Racheté par des investisseurs russes en 2019, le groupe détenant les guides jaunes traverse des turbulences, la dernière en date étant le retrait de son président Vladislav Skvortsov.
Depuis sa création par deux francs-tireurs de la critique gastronomique, qui lui ont légué leur nom, le Gault & Millau a vécu de nombreux changements de mains et de ligne. Le départ du président du groupe, le Russe Vladislav Skvortsov, annoncé ces derniers jours, vient de replacer la marque aux guides jaunes dans une zone de turbulences. Ce retrait est justifié par le souci «d’éviter tout amalgame avec le conflit russe et de protéger la marque Gault & Millau» s’est empressé de préciser le groupe. Le Russe qui a racheté le groupe en 2019 quitte ses fonctions mais demeure actionnaire; il est remplacé par le Genevois Patrick Hayoun.
Si la référence à Vladislav Skvortsov interroge, c’est parce que son père, Igor Skvortsov, est aussi le président de la Banque russe VTB Africa, filiale d’un des principaux établissements financiers du pays visé par les sanctions, bloqué par les Etats-Unis et exclu du réseau Swift. «Les Skvorstov vivent depuis des années entre la Suisse et la France et ne font pas partie des familles concernées par les sanctions européennes», objecte à ce propos le nouveau président du groupe Patrick Hayoun. Gault & Millau International SA a son siège social à Genève et est une société anonyme, dont les statuts affichent encore à ce jour deux personnes à la direction, Patrick Hayoun et Vladislav Skvortsov. A ce propos, l’entrepreneur genevois estime que la décision du Russe de se retirer de l’opérationnel est «tout à son honneur, après s’être beaucoup engagé au sein du groupe depuis sa reprise», vouant des sommes considérables à son développement.
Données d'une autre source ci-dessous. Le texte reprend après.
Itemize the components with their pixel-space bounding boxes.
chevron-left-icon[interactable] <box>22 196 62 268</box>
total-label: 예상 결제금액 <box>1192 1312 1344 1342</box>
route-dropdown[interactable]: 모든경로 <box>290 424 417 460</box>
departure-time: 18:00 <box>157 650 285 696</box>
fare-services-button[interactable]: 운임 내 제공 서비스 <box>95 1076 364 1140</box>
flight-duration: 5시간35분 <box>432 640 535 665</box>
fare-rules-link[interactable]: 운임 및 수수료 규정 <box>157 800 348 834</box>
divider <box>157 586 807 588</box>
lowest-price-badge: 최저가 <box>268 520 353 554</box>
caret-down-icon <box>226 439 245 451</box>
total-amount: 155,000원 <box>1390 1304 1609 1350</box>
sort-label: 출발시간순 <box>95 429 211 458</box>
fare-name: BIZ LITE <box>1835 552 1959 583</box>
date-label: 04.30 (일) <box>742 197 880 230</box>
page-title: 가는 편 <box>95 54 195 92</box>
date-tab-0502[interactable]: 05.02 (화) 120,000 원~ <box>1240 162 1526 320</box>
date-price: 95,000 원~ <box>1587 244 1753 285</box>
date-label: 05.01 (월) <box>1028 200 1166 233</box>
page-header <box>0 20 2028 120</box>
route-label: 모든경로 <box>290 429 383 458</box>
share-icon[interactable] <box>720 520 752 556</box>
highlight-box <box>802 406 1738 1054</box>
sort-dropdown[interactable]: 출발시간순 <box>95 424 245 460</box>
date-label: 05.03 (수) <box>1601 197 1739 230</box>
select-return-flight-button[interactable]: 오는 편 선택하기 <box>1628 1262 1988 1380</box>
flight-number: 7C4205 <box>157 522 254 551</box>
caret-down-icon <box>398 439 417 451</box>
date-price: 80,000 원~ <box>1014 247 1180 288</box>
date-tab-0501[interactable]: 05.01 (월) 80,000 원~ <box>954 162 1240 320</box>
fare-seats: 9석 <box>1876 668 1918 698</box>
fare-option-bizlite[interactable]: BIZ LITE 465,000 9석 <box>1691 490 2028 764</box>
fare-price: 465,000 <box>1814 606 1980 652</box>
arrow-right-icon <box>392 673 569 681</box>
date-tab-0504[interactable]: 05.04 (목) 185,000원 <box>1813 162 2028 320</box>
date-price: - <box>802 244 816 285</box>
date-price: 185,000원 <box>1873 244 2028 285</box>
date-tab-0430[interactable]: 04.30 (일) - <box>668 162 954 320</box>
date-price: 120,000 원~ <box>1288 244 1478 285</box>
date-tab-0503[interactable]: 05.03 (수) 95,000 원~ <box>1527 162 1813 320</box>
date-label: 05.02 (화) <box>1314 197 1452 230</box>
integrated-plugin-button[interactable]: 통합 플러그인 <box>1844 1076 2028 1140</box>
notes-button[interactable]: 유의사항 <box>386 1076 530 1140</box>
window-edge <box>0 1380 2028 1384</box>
A ce jour, la marque Gault & Millau compte seize franchises dans autant de pays (Allemagne, Italie, Suisse, France, Belgique, Luxembourg, Pays-Bas, Autriche, Brésil, Japon, Dubai, Croatie, Serbie, Slovénie, Géorgie, Grèce). Parmi ces derniers, la Suisse détient l’une des plus anciennes franchises, en mains du groupe Ringier depuis une trentaine d’années. «Un des modèles les plus dynamiques», estime Patrick Hayoun, citant en exemple la gestion du patron suisse Urs Heller.
Comment le système de franchises fonctionne-t-il? «Chaque pays sous franchise verse annuellement des royalties au groupe Gault & Millau pour l’usage du nom et de la méthodologie», explique Patrick Hayoun. Parmi les activités inscrites au registre du commerce, Gault & Millau International mentionne aussi «la promotion et le développement international de la marque, y compris le travail avec les licences-pays». «Notre indépendance à l’égard du groupe est entière, souligne Urs Heller. Nous versons chaque année une contribution fixe au groupe Gault & Millau International mais fonctionnons de manière autonome. Les propriétaires de la marque n’ont pas investi un seul franc dans nos activités.» Gault & Millau Suisse publie annuellement quelque 8000 guides papier, qui ne représentent plus qu’une part infime des revenus de l’entreprise. Les partenariats avec l’univers du luxe, grandes marques automobiles, groupes hôteliers et autres grands distributeurs – qui s’affichent partout sur la plate-forme gaultmillau.ch – ont supplanté les activités traditionnelles des guides historiques. Cette crise illustre la complexité du paysage actuel et de l’application d’éventuelles sanctions dans un secteur assez peu transparent.